Any additional evidence would be on the 3C charts and those that do show the possibility of a bounce on volatility into the FOMC, however like the USD, contained
Even if the market has no idea, and I don't think that's the case, although I'm not saying there's a specific leak, remember perception drives the market.
Even if the FOMC where extremely hawkish, Wall Street can get a short-term bounce by setting up the move in advance just as we saw in Netflix over the last two earnings. For less sophisticated investors, price action drives their perception of the policy statement regardless of how incorrect they may be.
Here are a few charts showing some very short-term positive divergences on intraday time frames, which appear to be FOMC related. Also note where they end.
DIA 1 min positive.
However it stops there, 2 min is in line so it's not a very strong divergence at all, even for an intraday. This brings up the chance of a knee jerk move that ends quickly.
SPY 1 min positive.
SPY 2 and 3 min positive, still not much more than support for a knee jerk and a quick one at that.
At 5 min, where the charts really start to count, NEGATIVE, not even in line.
The 30 min trend for the larger picture, VERY negative, VERY ugly. The market looks ready to break from this wide, lateral range to the downside.
Beyond the $USDX charts in the last post which I think are the best argument for a bounce, although I am not making any such call as it would be pure guessing, these are the Index futures.
The IWM/TF charts are the most mixed with no real edge wither way, but they are not as negative as the ES/NQ charts which would suggest a degree of relative strength over the SPX/NASDAQ.
ES 1 min intraday with a small positive.
TF 1 min intraday with a small positive
ES 7 min leading negative
NQ 7 min leading negative. This is where TF has no edge as just looks like slop.

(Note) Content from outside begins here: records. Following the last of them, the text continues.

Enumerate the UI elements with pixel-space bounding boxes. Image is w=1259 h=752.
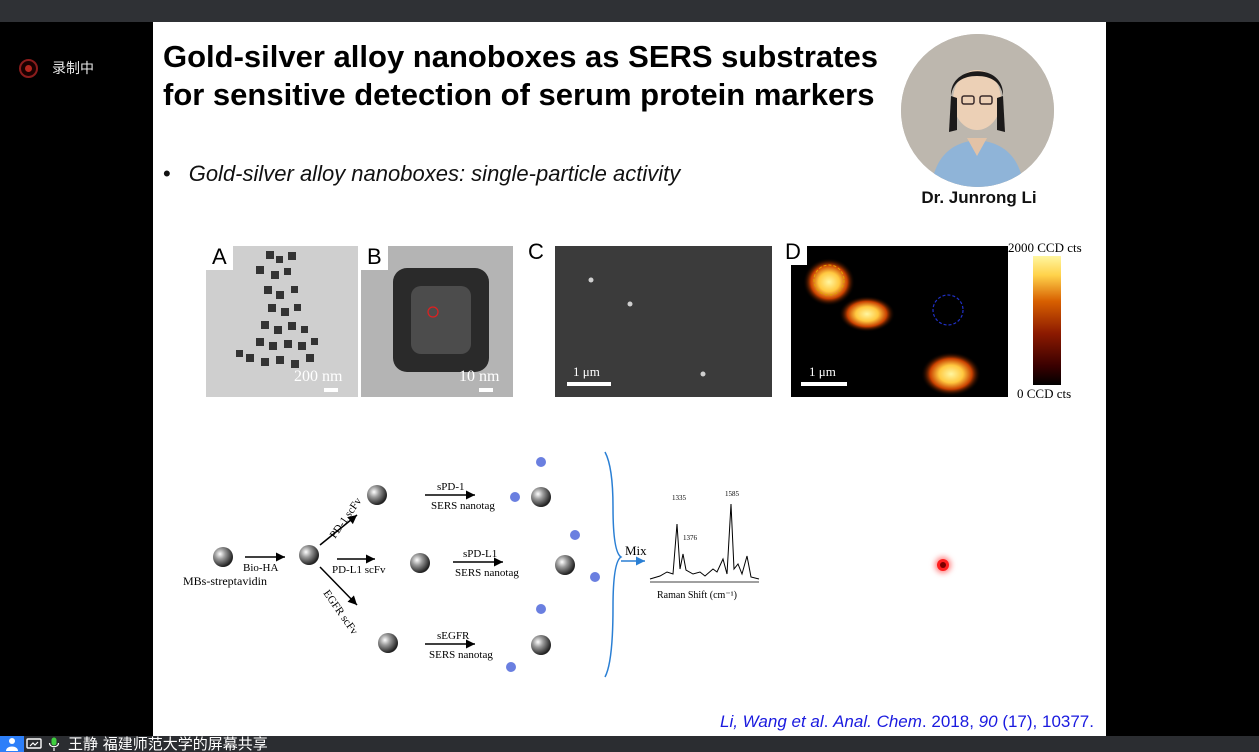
screen-share-label: 王静 福建师范大学的屏幕共享 bbox=[68, 735, 268, 752]
branch3-label: EGFR scFv bbox=[321, 588, 361, 638]
bullet-point: • Gold-silver alloy nanoboxes: single-pa… bbox=[163, 161, 680, 187]
target3-label: sEGFR bbox=[437, 630, 470, 642]
scale-bar-d bbox=[801, 382, 847, 386]
title-line-2: for sensitive detection of serum protein… bbox=[163, 77, 875, 112]
microphone-icon[interactable] bbox=[44, 736, 64, 752]
branch1-label: PD-1 scFv bbox=[328, 495, 365, 541]
panel-label-a: A bbox=[206, 246, 233, 270]
bead-start bbox=[213, 547, 233, 567]
raman-xlabel: Raman Shift (cm⁻¹) bbox=[657, 590, 737, 601]
peak3-label: 1585 bbox=[725, 490, 740, 498]
bead-ha bbox=[299, 545, 319, 565]
bullet-symbol: • bbox=[163, 161, 171, 186]
colorbar-max-label: 2000 CCD cts bbox=[1008, 240, 1082, 255]
scale-bar-a bbox=[324, 388, 338, 392]
sem-image-c: 1 μm bbox=[555, 246, 772, 397]
colorbar-min-label: 0 CCD cts bbox=[1017, 386, 1072, 401]
scale-label-d: 1 μm bbox=[809, 364, 836, 379]
citation-volume: 90 bbox=[978, 712, 998, 731]
scale-bar-c bbox=[567, 382, 611, 386]
scale-label-a: 200 nm bbox=[294, 368, 343, 385]
scale-label-b: 10 nm bbox=[459, 368, 500, 385]
scheme-start-label: MBs-streptavidin bbox=[183, 574, 267, 588]
title-line-1: Gold-silver alloy nanoboxes as SERS subs… bbox=[163, 39, 878, 74]
panel-label-b: B bbox=[361, 246, 388, 270]
raman-map-d: 1 μm bbox=[791, 246, 1008, 397]
screen-share-bar: 王静 福建师范大学的屏幕共享 bbox=[0, 736, 1259, 752]
screen-share-icon[interactable] bbox=[24, 736, 44, 752]
tem-image-a: A 200 nm bbox=[206, 246, 358, 397]
scheme-reagent-label: Bio-HA bbox=[243, 562, 279, 574]
panel-label-d: D bbox=[779, 239, 807, 265]
presenter-photo bbox=[901, 34, 1054, 187]
mix-label: Mix bbox=[625, 543, 647, 558]
citation-journal: Anal. Chem bbox=[833, 712, 922, 731]
bullet-text: Gold-silver alloy nanoboxes: single-part… bbox=[188, 161, 681, 186]
target2-label: sPD-L1 bbox=[463, 548, 497, 560]
shared-slide: Gold-silver alloy nanoboxes as SERS subs… bbox=[153, 22, 1106, 736]
scale-bar-b bbox=[479, 388, 493, 392]
panel-label-c: C bbox=[522, 239, 550, 265]
citation: Li, Wang et al. Anal. Chem. 2018, 90 (17… bbox=[720, 712, 1094, 731]
colorbar bbox=[1033, 256, 1061, 385]
slide-title: Gold-silver alloy nanoboxes as SERS subs… bbox=[163, 38, 903, 114]
assay-scheme: MBs-streptavidin Bio-HA PD-1 scFv PD-L1 … bbox=[183, 451, 647, 678]
tem-image-b: B 10 nm bbox=[361, 246, 513, 397]
recording-label: 录制中 bbox=[52, 61, 94, 77]
citation-authors: Li, Wang et al bbox=[720, 712, 824, 731]
nanotag1-label: SERS nanotag bbox=[431, 500, 495, 512]
target1-label: sPD-1 bbox=[437, 481, 465, 493]
presenter-name: Dr. Junrong Li bbox=[921, 188, 1037, 207]
user-icon[interactable] bbox=[0, 736, 24, 752]
top-bar bbox=[0, 0, 1259, 22]
raman-spectrum: 1335 1376 1585 Raman Shift (cm⁻¹) bbox=[649, 490, 760, 601]
nanotag2-label: SERS nanotag bbox=[455, 567, 519, 579]
citation-rest: (17), 10377. bbox=[1002, 712, 1094, 731]
peak2-label: 1376 bbox=[683, 534, 698, 542]
peak1-label: 1335 bbox=[672, 494, 687, 502]
record-icon bbox=[19, 58, 38, 78]
scale-label-c: 1 μm bbox=[573, 364, 600, 379]
citation-year: 2018 bbox=[931, 712, 970, 731]
nanotag3-label: SERS nanotag bbox=[429, 649, 493, 661]
branch2-label: PD-L1 scFv bbox=[332, 564, 386, 576]
laser-pointer bbox=[937, 559, 949, 571]
recording-indicator[interactable]: 录制中 bbox=[19, 58, 94, 78]
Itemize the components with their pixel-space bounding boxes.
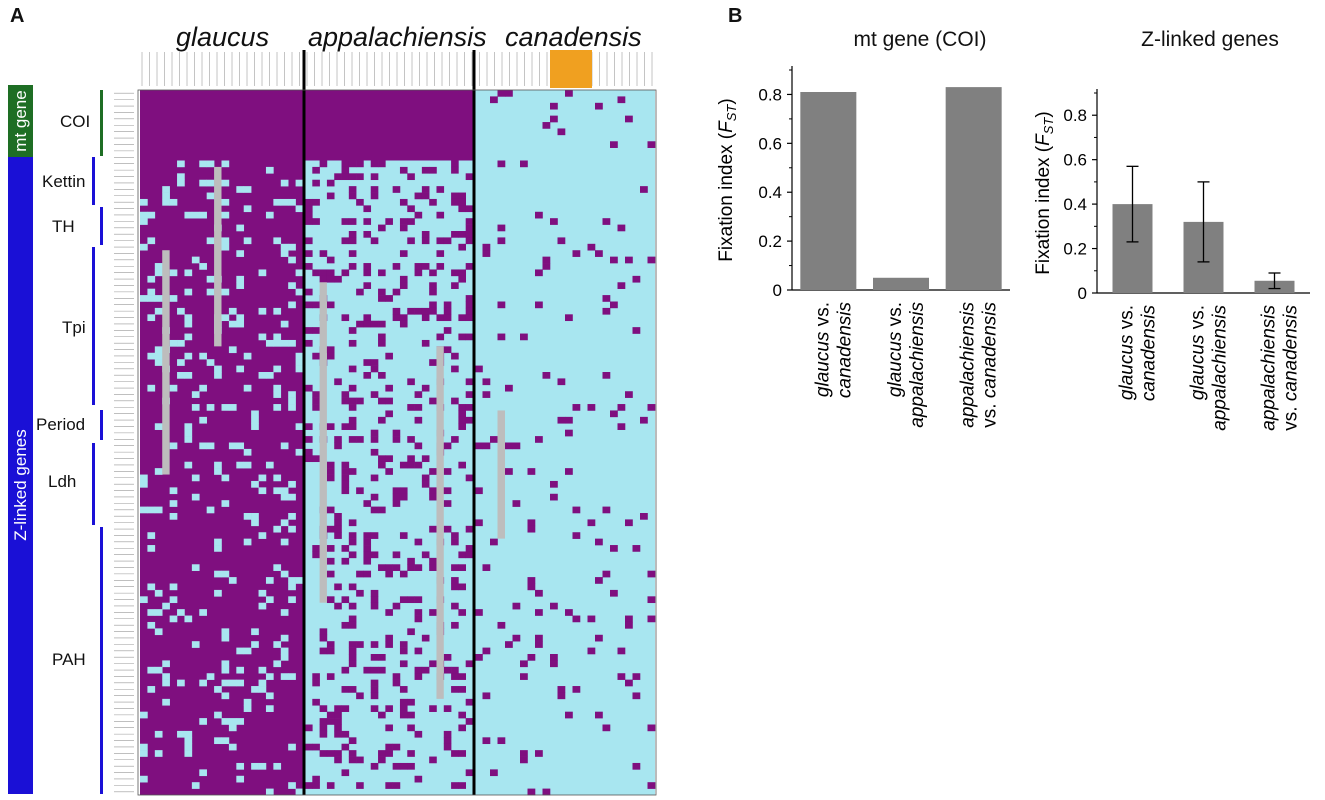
gene-bracket-kettin [92,157,95,205]
population-title-glaucus: glaucus [176,22,270,52]
sidebar-z-block: Z-linked genes [8,157,33,794]
y-tick-label: 0 [773,281,782,300]
population-title-appalachiensis: appalachiensis [308,22,487,52]
x-category-label: glaucus vs.canadensis [1117,305,1160,402]
chart-coi: 0 0.2 0.4 0.6 0.8 Fixation index (FST) glaucus… [716,66,1010,428]
chart-z: 0 0.2 0.4 0.6 0.8 Fixation index (FST) glaucus… [1033,89,1310,431]
x-category-label: glaucus vs.appalachiensis [1188,305,1231,431]
alignment-heatmap [110,50,657,796]
panel-b-letter: B [728,5,743,27]
x-category-label: appalachiensisvs. canadensis [1259,305,1302,431]
gene-bracket-th [100,207,103,245]
y-axis-label: Fixation index (FST) [1033,111,1056,274]
y-tick-label: 0.4 [1063,195,1087,214]
sidebar-mt-block: mt gene [8,85,33,157]
gene-label-period: Period [36,415,86,434]
x-category-label: glaucus vs.canadensis [812,302,855,399]
bar [800,92,857,290]
chart-body: 0 0.2 0.4 0.6 0.8 Fixation index (FST) glaucus… [716,66,1010,428]
gene-bracket-coi [100,90,103,156]
y-tick-label: 0.4 [758,183,782,202]
x-category-label: appalachiensisvs. canadensis [958,302,1001,428]
bar [945,87,1002,290]
y-tick-label: 0 [1078,284,1087,303]
chart-title-coi: mt gene (COI) [853,28,987,51]
gene-label-kettin: Kettin [42,172,86,191]
gene-bracket-pah [100,527,103,794]
gene-label-pah: PAH [52,650,86,669]
sidebar-z-label: Z-linked genes [11,429,30,541]
gene-label-ldh: Ldh [48,472,77,491]
highlighted-header [550,50,592,88]
sidebar-mt-label: mt gene [11,90,30,152]
chart-title-z: Z-linked genes [1141,28,1279,51]
y-tick-label: 0.2 [1063,240,1087,259]
chart-body: 0 0.2 0.4 0.6 0.8 Fixation index (FST) glaucus… [1033,89,1310,431]
y-tick-label: 0.6 [1063,151,1087,170]
y-tick-label: 0.8 [1063,106,1087,125]
gene-bracket-period [100,410,103,440]
population-title-canadensis: canadensis [505,22,642,52]
appalachiensis-mt-block [305,90,473,161]
panel-a-letter: A [10,5,25,27]
bar [873,277,929,290]
y-tick-label: 0.8 [758,85,782,104]
gene-bracket-tpi [92,247,95,405]
gene-label-tpi: Tpi [62,318,86,337]
gene-label-coi: COI [60,112,91,131]
x-category-label: glaucus vs.appalachiensis [885,302,928,428]
y-axis-label: Fixation index (FST) [716,98,739,261]
gene-bracket-ldh [92,443,95,525]
y-tick-label: 0.2 [758,232,782,251]
y-tick-label: 0.6 [758,134,782,153]
gene-label-th: TH [52,217,75,236]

ES 10 min leading negative
NQ 10 min also leading negative clearly. , again TF shows no edge and look sloppy, but because it is not leading negative like these two I would interpret that as relative strength. However, the charts are not positive for Russell 2000 futures, just sloppy.
This is an example of TF/ Russell 2000 charts, 10 min. You can see how different it looks compared to ES and NQ. This is essentially the same for all of the lower time frames posted above.

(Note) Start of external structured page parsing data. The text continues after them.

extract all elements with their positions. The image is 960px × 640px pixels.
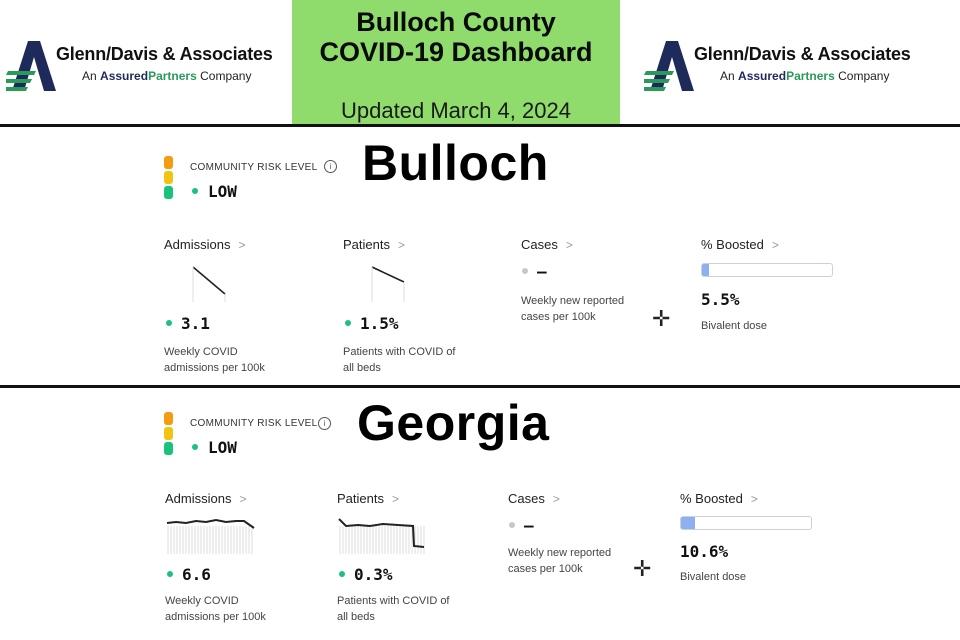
region-name-georgia: Georgia — [357, 395, 550, 451]
status-dot-icon — [167, 570, 173, 577]
boosted-progress-fill — [702, 264, 710, 276]
logo-tagline: An AssuredPartners Company — [82, 69, 252, 83]
chevron-right-icon: > — [750, 492, 758, 506]
metric-boosted-link[interactable]: % Boosted > — [701, 237, 779, 252]
community-risk-label: COMMUNITY RISK LEVEL — [190, 162, 318, 173]
metric-patients-link[interactable]: Patients > — [337, 491, 399, 506]
admissions-description: Weekly COVID admissions per 100k — [165, 595, 266, 623]
metric-cases-link[interactable]: Cases > — [508, 491, 560, 506]
status-dot-icon — [166, 319, 172, 326]
chevron-right-icon: > — [397, 238, 405, 252]
status-dot-icon — [192, 187, 198, 194]
title-line-2: COVID-19 Dashboard — [319, 37, 593, 67]
title-line-1: Bulloch County — [356, 7, 556, 37]
admissions-sparkline — [192, 266, 226, 302]
admissions-description: Weekly COVID admissions per 100k — [164, 346, 265, 374]
metric-admissions-link[interactable]: Admissions > — [164, 237, 246, 252]
boosted-value: 5.5% — [701, 290, 740, 309]
status-dot-icon — [522, 267, 528, 274]
logo-company-name: Glenn/Davis & Associates — [694, 44, 911, 64]
community-risk-value: LOW — [192, 182, 237, 201]
status-dot-icon — [192, 443, 198, 450]
boosted-progress-bar — [701, 263, 833, 277]
admissions-value: 6.6 — [167, 565, 211, 584]
metric-patients-link[interactable]: Patients > — [343, 237, 405, 252]
logo-company-name: Glenn/Davis & Associates — [56, 44, 273, 64]
admissions-sparkline — [166, 518, 255, 554]
community-risk-label: COMMUNITY RISK LEVEL — [190, 418, 318, 429]
chevron-right-icon: > — [391, 492, 399, 506]
logo-right: Glenn/Davis & Associates An AssuredPartn… — [644, 38, 929, 96]
admissions-value: 3.1 — [166, 314, 210, 333]
status-dot-icon — [345, 319, 351, 326]
status-dot-icon — [339, 570, 345, 577]
divider-middle — [0, 385, 960, 388]
metric-boosted-link[interactable]: % Boosted > — [680, 491, 758, 506]
boosted-value: 10.6% — [680, 542, 729, 561]
updated-date: Updated March 4, 2024 — [341, 98, 571, 123]
patients-value: 1.5% — [345, 314, 399, 333]
divider-top — [0, 124, 960, 127]
cases-description: Weekly new reported cases per 100k — [508, 547, 612, 575]
boosted-description: Bivalent dose — [701, 320, 768, 332]
assuredpartners-a-logo-icon — [644, 41, 694, 91]
patients-description: Patients with COVID of all beds — [337, 595, 450, 623]
boosted-description: Bivalent dose — [680, 571, 747, 583]
chevron-right-icon: > — [552, 492, 560, 506]
info-icon[interactable]: i — [318, 417, 331, 430]
assuredpartners-a-logo-icon — [6, 41, 56, 91]
patients-sparkline — [338, 518, 425, 554]
patients-description: Patients with COVID of all beds — [343, 346, 456, 374]
status-dot-icon — [509, 521, 515, 528]
metric-admissions-link[interactable]: Admissions > — [165, 491, 247, 506]
chevron-right-icon: > — [565, 238, 573, 252]
boosted-progress-fill — [681, 517, 695, 529]
crosshair-plus-icon: ✛ — [652, 306, 671, 331]
cases-description: Weekly new reported cases per 100k — [521, 295, 625, 323]
logo-left: Glenn/Davis & Associates An AssuredPartn… — [6, 38, 291, 96]
risk-level-bar — [164, 156, 173, 201]
chevron-right-icon: > — [239, 492, 247, 506]
logo-tagline: An AssuredPartners Company — [720, 69, 890, 83]
patients-value: 0.3% — [339, 565, 393, 584]
metric-cases-link[interactable]: Cases > — [521, 237, 573, 252]
community-risk-value: LOW — [192, 438, 237, 457]
boosted-progress-bar — [680, 516, 812, 530]
patients-sparkline — [371, 266, 405, 302]
region-name-bulloch: Bulloch — [362, 135, 549, 191]
chevron-right-icon: > — [238, 238, 246, 252]
cases-value: – — [509, 516, 534, 535]
crosshair-plus-icon: ✛ — [633, 556, 652, 581]
cases-value: – — [522, 262, 547, 281]
risk-level-bar — [164, 412, 173, 457]
chevron-right-icon: > — [771, 238, 779, 252]
info-icon[interactable]: i — [324, 160, 337, 173]
dashboard-title-box: Bulloch County COVID-19 Dashboard Update… — [292, 0, 620, 124]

And both NQ and ES 15 min charts are turning more negative by the hour, which is something I wanted to see.
During the policy statement I will be in radio silence, watching how the market reacts to each specific moment. Often we catch very quick glimpses that we would never see if we were not watching in real-time. I'll also be looking for any opportunities and volatility may cause that.

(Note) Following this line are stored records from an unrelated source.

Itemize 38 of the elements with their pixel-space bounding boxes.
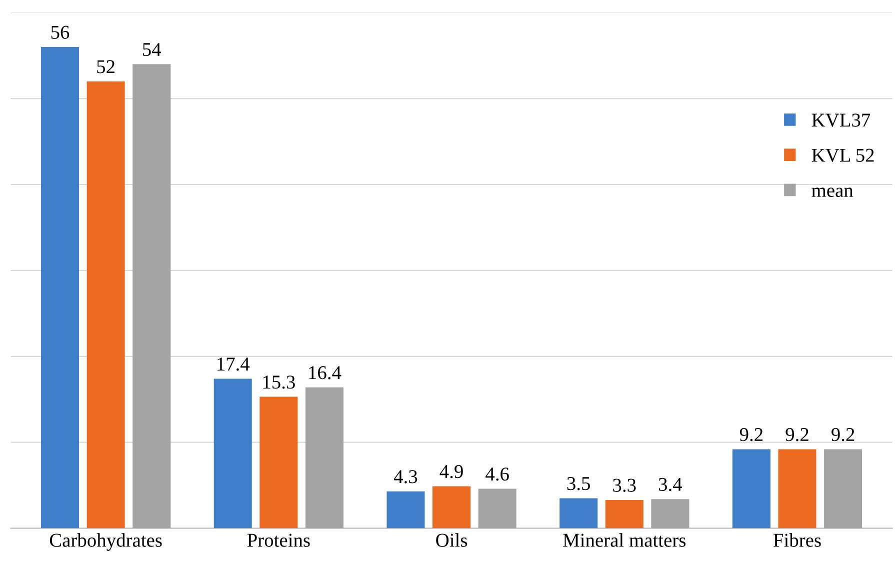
bar: [305, 387, 344, 528]
data-label: 3.4: [658, 478, 682, 492]
data-label: 54: [143, 43, 162, 56]
data-label: 3.5: [567, 477, 590, 490]
data-label: 15.3: [263, 376, 295, 389]
legend-label: KVL 52: [812, 148, 874, 162]
x-tick-label: Mineral matters: [563, 533, 686, 547]
bar: [778, 449, 816, 528]
data-label: 9.2: [832, 428, 854, 442]
data-label: 3.3: [613, 478, 636, 492]
bar: [132, 64, 171, 528]
data-label: 9.2: [786, 428, 808, 442]
bar: [40, 46, 80, 528]
bar: [432, 486, 471, 528]
data-label: 16.4: [309, 366, 342, 380]
bar: [824, 449, 862, 528]
bar: [260, 396, 298, 528]
bar: [732, 449, 770, 528]
bar: [605, 500, 644, 528]
x-tick-label: Fibres: [773, 533, 821, 547]
bar: [386, 491, 425, 528]
bar: [86, 81, 125, 528]
legend-label: KVL37: [812, 114, 870, 127]
data-label: 17.4: [218, 358, 250, 371]
x-tick-label: Carbohydrates: [50, 533, 162, 551]
data-label: 9.2: [740, 428, 763, 442]
data-label: 4.6: [486, 468, 509, 481]
data-label: 4.3: [394, 470, 418, 484]
x-tick-label: Proteins: [247, 534, 310, 547]
data-label: 4.9: [440, 465, 463, 478]
bar: [478, 488, 516, 528]
x-tick-label: Oils: [436, 533, 468, 547]
legend-label: mean: [812, 188, 854, 198]
data-label: 56: [51, 26, 70, 39]
bar: [651, 499, 690, 528]
data-label: 52: [97, 60, 114, 74]
bar: [214, 378, 252, 528]
bar: [560, 498, 598, 528]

The market will be looking for the feds posture as to Q1's weakness. Obviously they must acknowledge it to retain any credibility, However it is to the degree that they believe it is transient but the market will be most interested in and their outlook on inflation
Remember once again, beware of the knee-jerk reaction it is often spectacular but almost always wrong whether up or down. However a little common sense goes a long way in interpreting whether or not a knee-jerk reaction something more than that, For example if the market knee-jerked to lower on a policy statement that said"We will take rates in June", you can bet that's a real move. If the market knee-jerked higher on an FOMC statement saying, "In light of recent weakness we are considering a new QE program", you can pretty much bet does that is not a knee-jerk move. It's just common sense.